One of the most divisive bills approved Wednesday directs counties to develop ordinances to allow at least two accessory dwelling units on lots zoned for residential use by the end of 2026 in an effort to increase Hawai‘i’s stock of affordable housing.
Senate Bill 3202
Some House members said Wednesday that Senate Bill 3202 treats Honolulu differently from neighbor island counties — and runs afoul of the “home rule” philosophy that helped drive the separate bill giving counties the discretion to regulate — and even ban — vacation rentals, if they choose.
“O‘ahu and the suburban districts definitely do not want this,” Rep. Scot Matayoshi (D, Kailua-Kaneohe) told his House colleagues.
Like other concerned House members, Matayoshi said more ADUs could lead to unwanted urban density that “won’t be reversible.”
Rep. Linda Ichiyama (D, Fort Shafter Flats-Salt Lake-Pearl Harbor) said the bill leaves counties to deal with subsequent issues of increased traffic, parking, emergency response, demands on the infrastructure and other issues.
“Our Honolulu Council said this is not the right way for them to deal with ADUs,” Ichiyama said. “They said that very loud and clear.”
The bill survived a failed attempt by Rep. Gene Ward (R, Hawai‘i Kai-Kalama Valley) to defer it to next year and, instead, now goes to Green.
The 25-member Senate passed all of the bills it considered on Wednesday, with one squeaking by on a 13-12 vote.
SB 2342 mandates changes to Hawai‘i motor vehicle insurance coverage, including a provision that doubles minimum liability coverage required to $40,000 per person and $80,000 per accident.
Sen. Brandon Elefante (D, Aiea-Pacific Palisades-Pearl City) led off the dissent by saying that — even though minimum liability coverage requirements in Hawai‘i haven’t risen in 25 years — now isn’t the time for an increase, which will raise rates.

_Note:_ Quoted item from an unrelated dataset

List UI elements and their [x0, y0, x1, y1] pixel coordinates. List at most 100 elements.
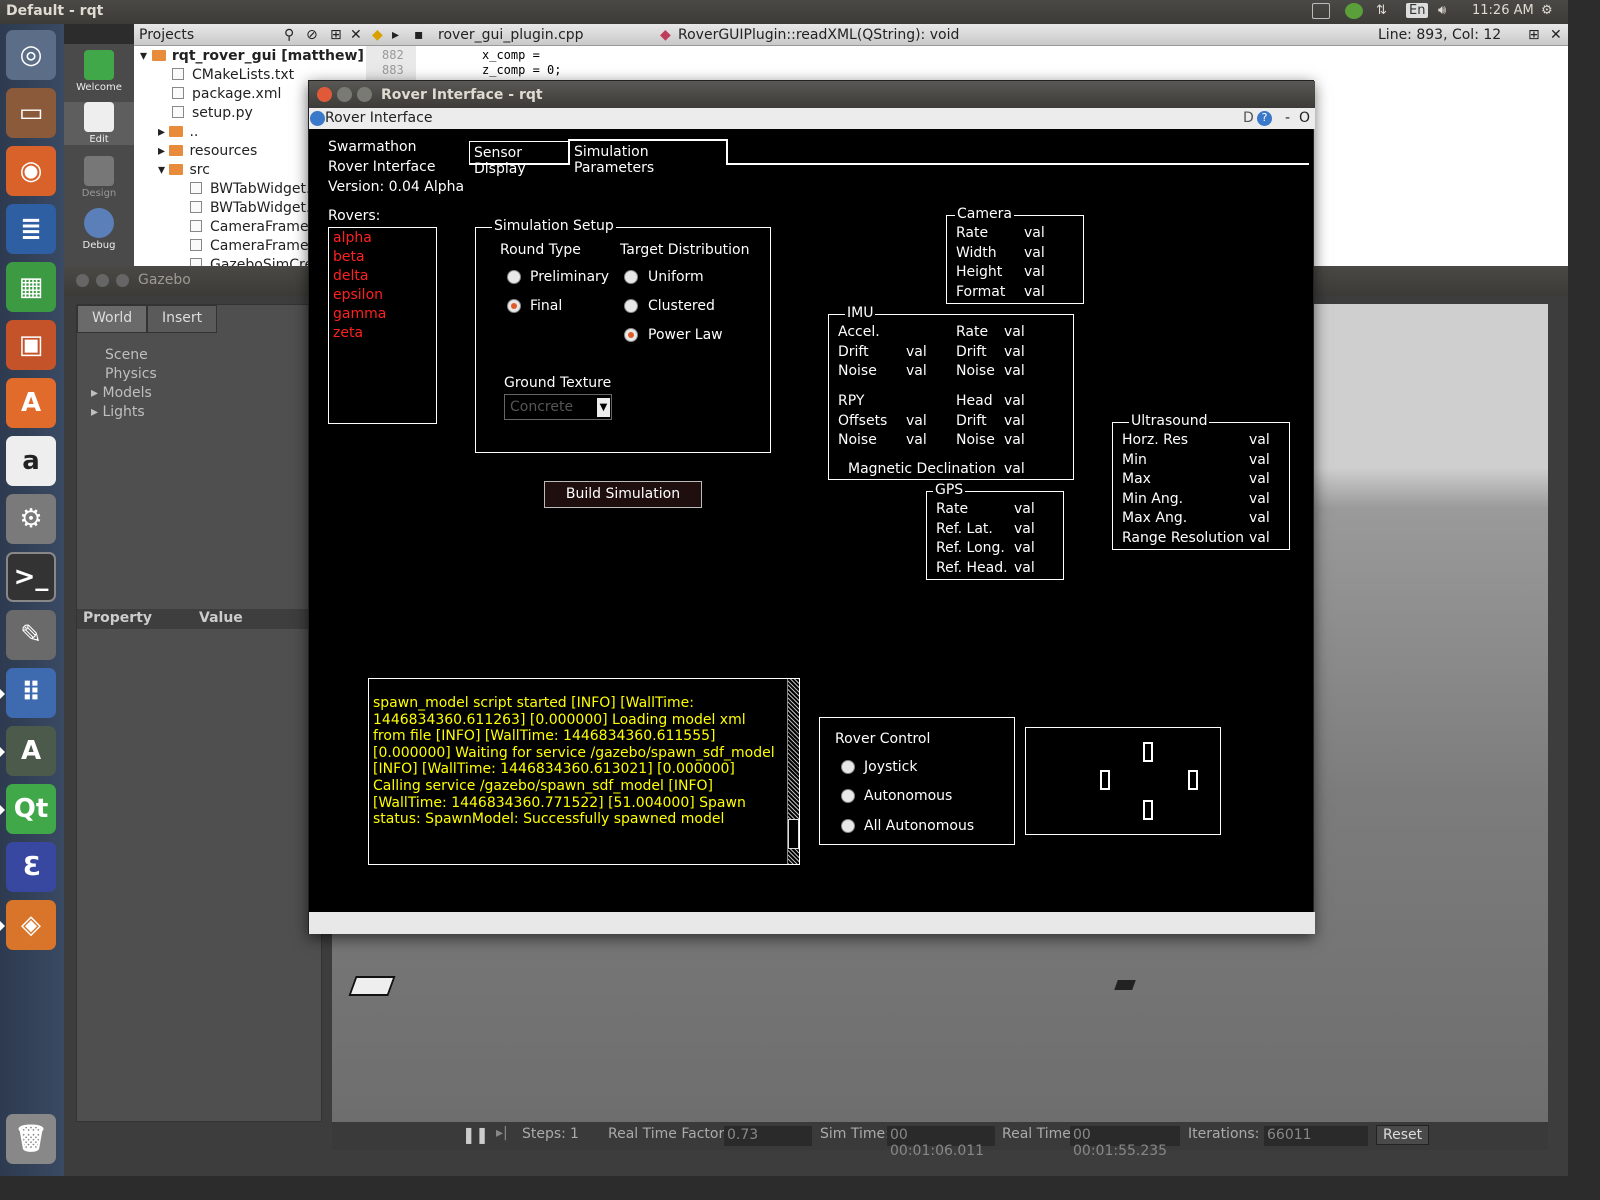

“At a time in which cost-of-living elements are increasing, insurance prices are going up and other costs are increasing, it would be difficult for me to support a bill that would cause a substantial potential increase to ratepayers,” he told colleagues.

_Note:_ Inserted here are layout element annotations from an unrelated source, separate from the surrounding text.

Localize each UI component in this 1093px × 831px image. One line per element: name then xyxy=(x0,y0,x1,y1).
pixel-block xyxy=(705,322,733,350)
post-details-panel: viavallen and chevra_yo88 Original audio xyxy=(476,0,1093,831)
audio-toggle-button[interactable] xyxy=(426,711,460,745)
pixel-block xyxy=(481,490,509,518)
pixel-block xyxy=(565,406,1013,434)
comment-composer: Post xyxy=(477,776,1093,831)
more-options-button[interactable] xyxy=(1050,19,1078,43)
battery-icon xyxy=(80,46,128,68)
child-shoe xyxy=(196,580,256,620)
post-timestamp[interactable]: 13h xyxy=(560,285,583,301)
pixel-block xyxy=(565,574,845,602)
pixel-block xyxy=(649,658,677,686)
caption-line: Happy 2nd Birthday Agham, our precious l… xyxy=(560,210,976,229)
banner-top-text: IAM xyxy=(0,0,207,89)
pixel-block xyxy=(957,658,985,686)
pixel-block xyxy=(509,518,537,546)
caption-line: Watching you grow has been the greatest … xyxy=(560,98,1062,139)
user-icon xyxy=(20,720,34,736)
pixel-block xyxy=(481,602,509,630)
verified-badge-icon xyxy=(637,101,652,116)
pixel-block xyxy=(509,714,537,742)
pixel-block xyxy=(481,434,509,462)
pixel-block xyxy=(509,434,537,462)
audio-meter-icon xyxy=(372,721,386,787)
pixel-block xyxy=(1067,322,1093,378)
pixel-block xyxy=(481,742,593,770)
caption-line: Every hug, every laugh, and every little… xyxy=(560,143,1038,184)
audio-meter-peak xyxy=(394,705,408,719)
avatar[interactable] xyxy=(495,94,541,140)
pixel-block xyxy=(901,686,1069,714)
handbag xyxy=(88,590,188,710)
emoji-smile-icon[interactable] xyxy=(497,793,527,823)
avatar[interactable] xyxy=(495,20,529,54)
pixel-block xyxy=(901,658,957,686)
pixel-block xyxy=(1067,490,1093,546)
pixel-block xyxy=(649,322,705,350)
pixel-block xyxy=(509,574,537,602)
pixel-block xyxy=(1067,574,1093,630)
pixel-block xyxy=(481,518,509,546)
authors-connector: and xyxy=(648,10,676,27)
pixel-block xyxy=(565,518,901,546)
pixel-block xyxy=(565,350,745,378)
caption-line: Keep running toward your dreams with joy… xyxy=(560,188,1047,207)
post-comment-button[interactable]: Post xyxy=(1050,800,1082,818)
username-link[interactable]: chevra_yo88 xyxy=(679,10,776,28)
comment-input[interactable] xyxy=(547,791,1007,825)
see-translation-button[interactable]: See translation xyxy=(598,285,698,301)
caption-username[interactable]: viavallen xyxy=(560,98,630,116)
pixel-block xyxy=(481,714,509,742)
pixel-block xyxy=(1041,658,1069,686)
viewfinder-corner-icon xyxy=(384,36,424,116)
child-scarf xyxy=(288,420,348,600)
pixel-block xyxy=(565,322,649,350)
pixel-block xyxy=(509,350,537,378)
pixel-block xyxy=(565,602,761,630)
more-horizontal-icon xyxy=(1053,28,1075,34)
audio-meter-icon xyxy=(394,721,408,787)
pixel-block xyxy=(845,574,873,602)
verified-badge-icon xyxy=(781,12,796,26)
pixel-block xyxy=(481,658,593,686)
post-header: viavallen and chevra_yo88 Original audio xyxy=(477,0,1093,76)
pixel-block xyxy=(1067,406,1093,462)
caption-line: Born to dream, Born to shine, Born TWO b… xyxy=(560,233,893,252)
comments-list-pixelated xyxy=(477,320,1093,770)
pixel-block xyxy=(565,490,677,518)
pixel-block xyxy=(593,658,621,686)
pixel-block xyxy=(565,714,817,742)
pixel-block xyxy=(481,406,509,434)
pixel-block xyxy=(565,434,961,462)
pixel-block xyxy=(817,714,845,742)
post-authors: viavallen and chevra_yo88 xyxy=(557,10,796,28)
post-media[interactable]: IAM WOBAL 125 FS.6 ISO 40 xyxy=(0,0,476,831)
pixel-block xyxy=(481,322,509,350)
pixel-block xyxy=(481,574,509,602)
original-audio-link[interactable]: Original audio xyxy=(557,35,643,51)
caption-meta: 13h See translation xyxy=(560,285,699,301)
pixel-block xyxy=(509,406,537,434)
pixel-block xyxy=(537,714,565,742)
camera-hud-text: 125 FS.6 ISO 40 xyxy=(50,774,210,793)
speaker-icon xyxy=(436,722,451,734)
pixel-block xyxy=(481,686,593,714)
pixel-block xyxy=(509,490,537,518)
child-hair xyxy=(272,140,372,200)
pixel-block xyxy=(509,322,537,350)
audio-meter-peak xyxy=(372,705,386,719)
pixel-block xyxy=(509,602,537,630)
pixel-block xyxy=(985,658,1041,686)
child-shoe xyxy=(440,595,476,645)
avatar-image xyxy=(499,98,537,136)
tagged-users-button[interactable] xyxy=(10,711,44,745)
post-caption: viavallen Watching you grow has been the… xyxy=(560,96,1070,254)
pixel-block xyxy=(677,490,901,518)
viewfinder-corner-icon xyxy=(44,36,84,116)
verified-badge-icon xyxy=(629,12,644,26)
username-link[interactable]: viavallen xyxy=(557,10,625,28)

Elefante also said he is concerned that more costly insurance will prompt more drivers to go without coverage, which is illegal.
Sen. Angus McKelvey (D, West Maui-Maalaea-South Maui) noted that the bill has merits but said the net effect in his view would be negative, with more uninsured motorists on Hawai‘i roads.
Sen. Karl Rhoads (D, Nuuanu-Downtown-Iwilei) encouraged colleagues to vote for SB 2342 in part because damage expenses in cases still will exceed even increased coverage.
Rhoads said that, “$40,000 just doesn’t go very far these days, especially considering that medical expenses … have increased at a much higher rate of inflation than regular inflation. So we’re well past time to have a higher coverage minimum to protect those who are injured by the negligence of others.”
Both the House and Senate unanimously approved a more lighthearted bill that designates the shaka as the official gesture of the state.
To recognize SB 3312, dubbed the “shaka bill,” the Senate adjourned its floor session Wednesday with members standing and giving the famous thumb-and-pinkie wave.
“I officially move,” Sen. Glenn Wakai (D, Kalihi-Salt Lake-Pearl Harbor) said as majority floor leader, “that the Senate stand adjourned until 10:30 on Friday May 3rd … and adjourn with a moment of shaka.”
The last day of this year’s legislative session is Friday, and lawmakers have a few more bills to vote on then, including one that would add another $300 million to the state’s “rainy day” fund.